Les ONG proposent qu'une partie des recettes de la taxe carbone soit redistribuée via un crédit d'impôt, ou un chèque pour les ménages non imposables, sous la forme d'un « revenu climat ». Ce qui permettrait de « maintenir la fiscalité sur les carburants et le chauffage, sans mettre en difficulté les foyers qui n'ont pas les moyens immédiats de s'adapter ». Le montant de la redistribution serait alors revalorisé à chaque hausse de la fiscalité sur les pollutions. Les associations ont présenté un scénario type, où la moitié des recettes de la taxe carbone (4 milliards d'euros) serait redistribuée de façon progressive aux 50 % des citoyens les plus pauvres. Seuls les cinq premiers déciles de revenu des ménages (jusqu'à 19 000 euros nets de revenus annuels) seraient éligibles à ce dispositif de redistribution. Celui-ci « privilégie avant tout les deux premiers déciles, c'est-à-dire les ménages les plus vulnérables », a précisé Quentin Parrinello.

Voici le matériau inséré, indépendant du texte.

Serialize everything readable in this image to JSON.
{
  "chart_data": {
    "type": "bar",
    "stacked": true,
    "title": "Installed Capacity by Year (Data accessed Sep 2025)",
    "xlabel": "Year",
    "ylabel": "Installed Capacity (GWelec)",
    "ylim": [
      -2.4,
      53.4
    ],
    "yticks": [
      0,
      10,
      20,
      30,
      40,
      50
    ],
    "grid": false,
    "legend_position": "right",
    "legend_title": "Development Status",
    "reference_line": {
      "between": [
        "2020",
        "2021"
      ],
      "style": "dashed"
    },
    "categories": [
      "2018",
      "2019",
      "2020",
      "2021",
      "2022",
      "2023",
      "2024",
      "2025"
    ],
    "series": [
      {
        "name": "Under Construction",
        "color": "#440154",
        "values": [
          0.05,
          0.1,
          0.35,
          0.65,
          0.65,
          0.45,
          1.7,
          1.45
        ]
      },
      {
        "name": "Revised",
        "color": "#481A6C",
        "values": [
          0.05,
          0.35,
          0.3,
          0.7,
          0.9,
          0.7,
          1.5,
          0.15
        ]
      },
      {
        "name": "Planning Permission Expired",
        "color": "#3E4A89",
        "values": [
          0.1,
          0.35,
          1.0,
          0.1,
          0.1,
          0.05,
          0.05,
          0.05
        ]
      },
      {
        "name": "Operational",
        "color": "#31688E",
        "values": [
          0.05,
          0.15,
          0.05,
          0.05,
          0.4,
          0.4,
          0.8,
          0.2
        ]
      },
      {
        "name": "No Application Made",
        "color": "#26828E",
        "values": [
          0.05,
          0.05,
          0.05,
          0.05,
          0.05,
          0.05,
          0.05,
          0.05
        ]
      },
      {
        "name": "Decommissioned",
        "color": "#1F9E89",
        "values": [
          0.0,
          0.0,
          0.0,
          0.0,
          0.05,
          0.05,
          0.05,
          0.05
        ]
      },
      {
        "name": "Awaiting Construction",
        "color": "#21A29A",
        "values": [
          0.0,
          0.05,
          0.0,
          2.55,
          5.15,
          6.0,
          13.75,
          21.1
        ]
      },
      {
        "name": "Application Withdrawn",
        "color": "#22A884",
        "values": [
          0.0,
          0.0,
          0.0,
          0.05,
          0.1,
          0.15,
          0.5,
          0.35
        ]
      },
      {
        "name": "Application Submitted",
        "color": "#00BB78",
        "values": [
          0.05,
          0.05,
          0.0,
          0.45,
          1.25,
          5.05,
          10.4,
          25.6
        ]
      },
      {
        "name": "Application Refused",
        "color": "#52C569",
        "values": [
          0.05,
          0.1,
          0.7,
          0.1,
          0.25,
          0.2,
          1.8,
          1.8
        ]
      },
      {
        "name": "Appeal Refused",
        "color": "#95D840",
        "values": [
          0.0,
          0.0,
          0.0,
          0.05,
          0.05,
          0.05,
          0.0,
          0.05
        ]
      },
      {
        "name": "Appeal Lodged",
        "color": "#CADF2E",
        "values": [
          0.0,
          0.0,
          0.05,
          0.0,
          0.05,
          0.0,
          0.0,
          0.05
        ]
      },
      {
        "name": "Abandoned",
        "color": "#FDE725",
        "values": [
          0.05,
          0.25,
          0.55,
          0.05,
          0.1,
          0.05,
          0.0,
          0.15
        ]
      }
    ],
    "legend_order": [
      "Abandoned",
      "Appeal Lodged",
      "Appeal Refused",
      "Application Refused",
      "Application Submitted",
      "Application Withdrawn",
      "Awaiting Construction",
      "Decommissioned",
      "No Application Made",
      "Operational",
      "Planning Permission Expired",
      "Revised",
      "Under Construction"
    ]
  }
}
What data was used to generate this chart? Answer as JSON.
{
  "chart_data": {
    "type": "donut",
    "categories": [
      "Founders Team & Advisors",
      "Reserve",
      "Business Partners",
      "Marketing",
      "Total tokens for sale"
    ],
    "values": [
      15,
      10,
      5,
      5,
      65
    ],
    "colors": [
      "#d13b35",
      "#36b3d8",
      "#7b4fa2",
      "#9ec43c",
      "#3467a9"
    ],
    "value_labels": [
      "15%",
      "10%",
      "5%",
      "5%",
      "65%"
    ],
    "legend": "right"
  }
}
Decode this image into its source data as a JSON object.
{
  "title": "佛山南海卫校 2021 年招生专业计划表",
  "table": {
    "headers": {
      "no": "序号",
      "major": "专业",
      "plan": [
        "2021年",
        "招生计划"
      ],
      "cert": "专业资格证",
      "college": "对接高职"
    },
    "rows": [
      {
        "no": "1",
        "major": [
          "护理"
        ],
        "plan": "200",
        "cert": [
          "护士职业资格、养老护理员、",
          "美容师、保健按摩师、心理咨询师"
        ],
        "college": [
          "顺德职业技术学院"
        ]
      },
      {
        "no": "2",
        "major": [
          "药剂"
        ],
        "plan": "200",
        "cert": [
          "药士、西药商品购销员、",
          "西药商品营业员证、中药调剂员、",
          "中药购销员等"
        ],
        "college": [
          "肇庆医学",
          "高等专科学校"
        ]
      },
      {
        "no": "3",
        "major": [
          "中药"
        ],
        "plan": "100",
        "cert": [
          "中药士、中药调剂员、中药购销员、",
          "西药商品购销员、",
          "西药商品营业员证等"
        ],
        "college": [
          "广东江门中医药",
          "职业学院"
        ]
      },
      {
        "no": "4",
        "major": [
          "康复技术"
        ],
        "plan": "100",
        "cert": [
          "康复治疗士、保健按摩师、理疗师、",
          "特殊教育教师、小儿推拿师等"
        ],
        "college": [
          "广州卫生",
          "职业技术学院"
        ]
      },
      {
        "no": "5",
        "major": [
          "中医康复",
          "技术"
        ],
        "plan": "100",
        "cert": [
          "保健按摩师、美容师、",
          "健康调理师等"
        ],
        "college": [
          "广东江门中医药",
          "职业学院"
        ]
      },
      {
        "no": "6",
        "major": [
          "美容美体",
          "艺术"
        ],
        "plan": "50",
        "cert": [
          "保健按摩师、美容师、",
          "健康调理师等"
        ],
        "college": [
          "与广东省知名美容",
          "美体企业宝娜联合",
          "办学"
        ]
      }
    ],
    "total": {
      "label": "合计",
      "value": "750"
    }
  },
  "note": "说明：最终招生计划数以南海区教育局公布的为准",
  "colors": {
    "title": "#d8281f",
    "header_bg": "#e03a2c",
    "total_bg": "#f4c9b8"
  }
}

L'avenir de la taxe discuté à la Convention citoyenne pour le climat
La taxe carbone fait partie des sujets examinés par la Convention citoyenne pour le climat, créée par le Président pour répondre à la crise des gilets jaunes. Cent cinquante citoyens ont été tirés au sort pour définir, d'ici à début 2020, une série de mesures permettant d'atteindre, en France, une baisse d'au moins 40 % des émissions de gaz à effet de serre en 2030 (par rapport à 1990). Les prochaines réunions de la Convention citoyenne pour le climat se tiendront dès demain, du 15 au 17 novembre à Paris. Le 22 septembre dernier, sur Europe 1, Emmanuelle Wargon, secrétaire d'État à la Transition écologique, avait expliqué qu'une nouvelle hausse de la taxe carbone ne pourrait pas se faire sans un débat citoyen.
Ce samedi, Priscillia Ludosky, figure des gilets jaunes, devrait notamment participer aux réunions de la Convention. Elle était présente à la conférence de presse des ONG et a salué la mise en place du calculateur qu'elle a testé. « La redistribution pour les plus modestes, c'est une bonne chose, cela permet d'accompagner les personnes et contribue à ajouter de la dimension sociale dans la taxe », a-t-elle estimé. La taxe, telle qu'elle est actuellement, « est punitive car elle sanctionne les personnes en province et dans les zones rurales, qui n'ont pas accès aux transports en commun. Sur les moyens de transports, il y a aussi beaucoup à faire », a-t-elle ajouté. Elle a aussi demandé que « tous les acteurs pollueurs soient taxés de la même manière ». Priscillia Ludosky a en outre appelé à « la transparence sur l'application des sanctions aux sociétés rejetant des émissions de CO2 à l'échelle européenne ».